Probably my overriding memory of the Distillery is nonlinearity. Nothing is divided in the ways that i expect: not horizontally nor vertically.
The couple i am staying with inhabit a space that is sandwiched between the ‘inside’ and the ‘out’, between the ‘up’ and the ‘down’. I cannot remember the exact layout, except that at one point we climbed through a void and into a different studio, this one an elderly female sculptor, whose ‘gallery’ conjoined my new friends studio space. Her space was silent, vast, with works that seemed kinetic and yet frozen in time. There was a stillness in the light.
We went for (vegan) ice cream, drank tea, walked, played music, shared stories. At one point we tried to synchronise heartbeats, a co-adaptive behaviour that, once one overcame the slight discomfort of close quarters, was meditative.
We spoke about creativity, within community: of how people found each other, of how together they found space, and how they inhabited that space. How they learned, and shared. I heard the stories that they told about each other, and about the ‘other’. I learned how they made each other more.
A day later, i found myself at the Pentagon, briefing a group of Generals, and having pretty much the exact same conversation, but in an entirely different context.
A conversation about community, and the spaces (and ways) that it inhabits.
Both were conversations about capability, about learning: not formal, taught stories, but socially co-created and validated ones. Social Learning through Social Being.
The stark familiarity of the conversations pivoted my thinking about community, to a recognition that we are, at heart, and at the centre, social. It’s the context that changes, not our social nature. The systems we construct around our ‘selves’ vary widely, from the highly formal and structured, to the entirely emergent and social, and yet the forces that govern the social space, the currencies as i would now describe them, are common.
The notions of convergence, of ad hoc connection, and of a fluid relationship with physical spaces (and later i would consider digital ones too), leads into the notions of evolutionary narratives, of stories of self belief which in turn lead into stories of performance. In some ways, both a reflection on the creativity of the Vegan Punks, and the mission driven social learning in the military, both in their own ways an exploration of the movement of crowds and the waves of ‘belief’ in what is true, both these things inspired me to explore further.

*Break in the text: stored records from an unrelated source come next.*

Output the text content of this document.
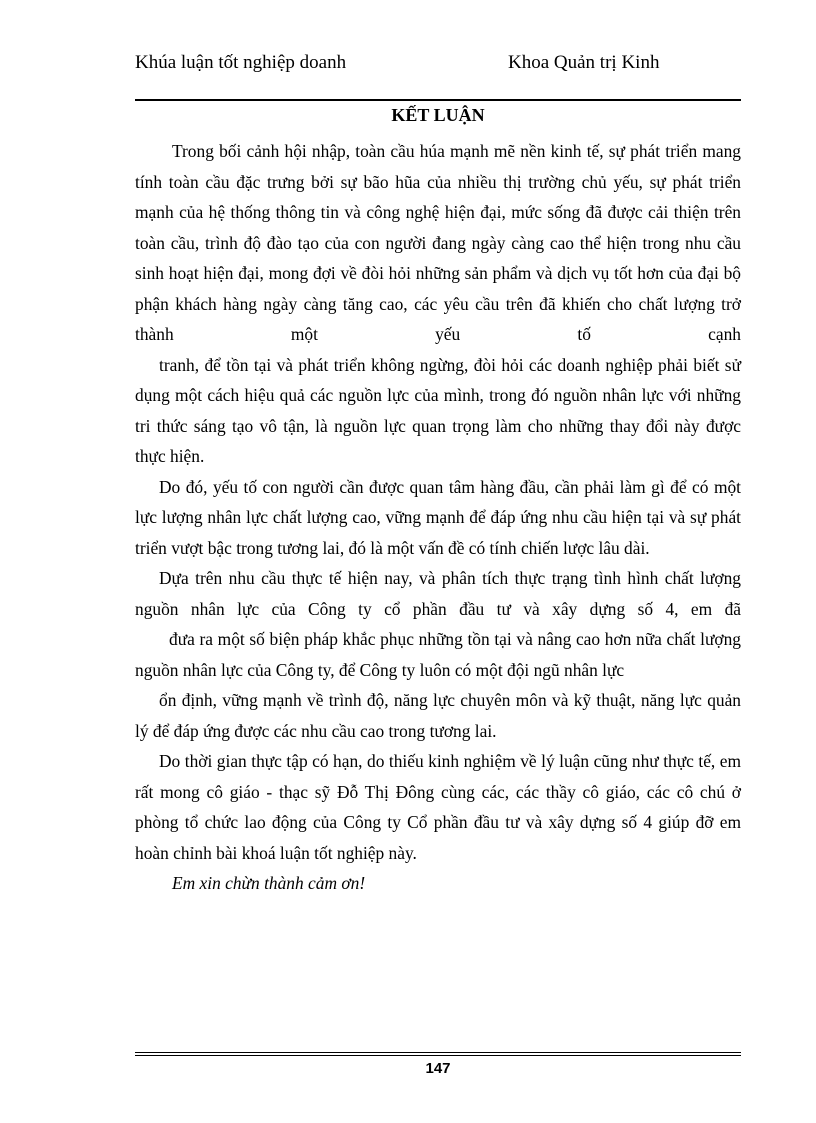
Khúa luận tốt nghiệp doanh	Khoa Quản trị Kinh
KẾT LUẬN

Trong bối cảnh hội nhập, toàn cầu húa mạnh mẽ nền kinh tế, sự phát triển mang tính toàn cầu đặc trưng bởi sự bão hũa của nhiều thị trường chủ yếu, sự phát triển mạnh của hệ thống thông tin và công nghệ hiện đại, mức sống đã được cải thiện trên toàn cầu, trình độ đào tạo của con người đang ngày càng cao thể hiện trong nhu cầu sinh hoạt hiện đại, mong đợi về đòi hỏi những sản phẩm và dịch vụ tốt hơn của đại bộ phận khách hàng ngày càng tăng cao, các yêu cầu trên đã khiến cho chất lượng trở thành một yếu tố cạnh

tranh, để tồn tại và phát triển không ngừng, đòi hỏi các doanh nghiệp phải biết sử dụng một cách hiệu quả các nguồn lực của mình, trong đó nguồn nhân lực với những tri thức sáng tạo vô tận, là nguồn lực quan trọng làm cho những thay đổi này được thực hiện.

Do đó, yếu tố con người cần được quan tâm hàng đầu, cần phải làm gì để có một lực lượng nhân lực chất lượng cao, vững mạnh để đáp ứng nhu cầu hiện tại và sự phát triển vượt bậc trong tương lai, đó là một vấn đề có tính chiến lược lâu dài.

Dựa trên nhu cầu thực tế hiện nay, và phân tích thực trạng tình hình chất lượng nguồn nhân lực của Công ty cổ phần đầu tư và xây dựng số 4, em đã

đưa ra một số biện pháp khắc phục những tồn tại và nâng cao hơn nữa chất lượng nguồn nhân lực của Công ty, để Công ty luôn có một đội ngũ nhân lực

ổn định, vững mạnh về trình độ, năng lực chuyên môn và kỹ thuật, năng lực quản lý để đáp ứng được các nhu cầu cao trong tương lai.

Do thời gian thực tập có hạn, do thiếu kinh nghiệm về lý luận cũng như thực tế, em rất mong cô giáo - thạc sỹ Đỗ Thị Đông cùng các, các thầy cô giáo, các cô chú ở phòng tổ chức lao động của Công ty Cổ phần đầu tư và xây dựng số 4 giúp đỡ em hoàn chỉnh bài khoá luận tốt nghiệp này.

Em xin chừn thành cảm ơn!

147
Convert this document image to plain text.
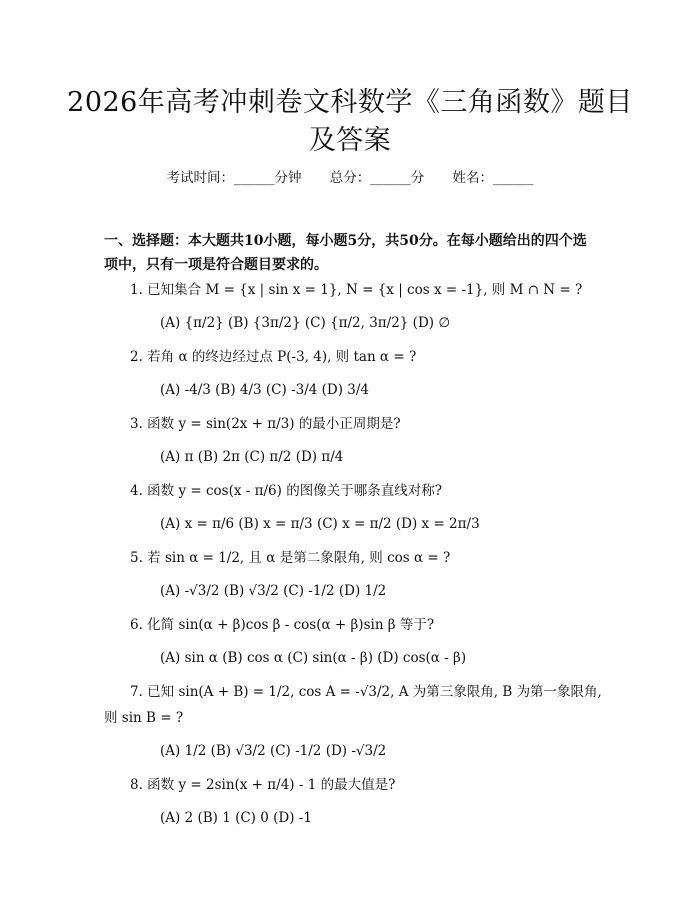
2026年高考冲刺卷文科数学《三角函数》题目及答案
考试时间：______分钟 总分：______分 姓名：______
一、选择题：本大题共10小题，每小题5分，共50分。在每小题给出的四个选项中，只有一项是符合题目要求的。

1. 已知集合 M = {x | sin x = 1}, N = {x | cos x = -1}, 则 M ∩ N = ?

(A) {π/2} (B) {3π/2} (C) {π/2, 3π/2} (D) ∅

2. 若角 α 的终边经过点 P(-3, 4), 则 tan α = ?

(A) -4/3 (B) 4/3 (C) -3/4 (D) 3/4

3. 函数 y = sin(2x + π/3) 的最小正周期是?

(A) π (B) 2π (C) π/2 (D) π/4

4. 函数 y = cos(x - π/6) 的图像关于哪条直线对称?

(A) x = π/6 (B) x = π/3 (C) x = π/2 (D) x = 2π/3

5. 若 sin α = 1/2, 且 α 是第二象限角, 则 cos α = ?

(A) -√3/2 (B) √3/2 (C) -1/2 (D) 1/2

6. 化简 sin(α + β)cos β - cos(α + β)sin β 等于?

(A) sin α (B) cos α (C) sin(α - β) (D) cos(α - β)

7. 已知 sin(A + B) = 1/2, cos A = -√3/2, A 为第三象限角, B 为第一象限角, 则 sin B = ?

(A) 1/2 (B) √3/2 (C) -1/2 (D) -√3/2

8. 函数 y = 2sin(x + π/4) - 1 的最大值是?

(A) 2 (B) 1 (C) 0 (D) -1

In later work in New York (which i will explore in a separate post) i would come to look at this more explicitly, and to bring it together: to look at how formal and social communities may inhabit the same space, but in different (and often entirely oblivious) contexts. And in later research i would explore more directly the reasons why people describe their social systems as more trusted, connected, valued, and indeed effective.
As i write this, i realise the experience is diluted: my memories are a somewhat freewheeling series of snapshots, and the insight felt quite visceral. Indeed, i suspect in the latter part of my journey was was relatively incoherent as i tried to communicate my insight without the right structure around it.
That is, perhaps, part of the role and skillset of the generalist, the trans-disciplinary practitioner, and social storyteller. To find language. To share experiences. To explore.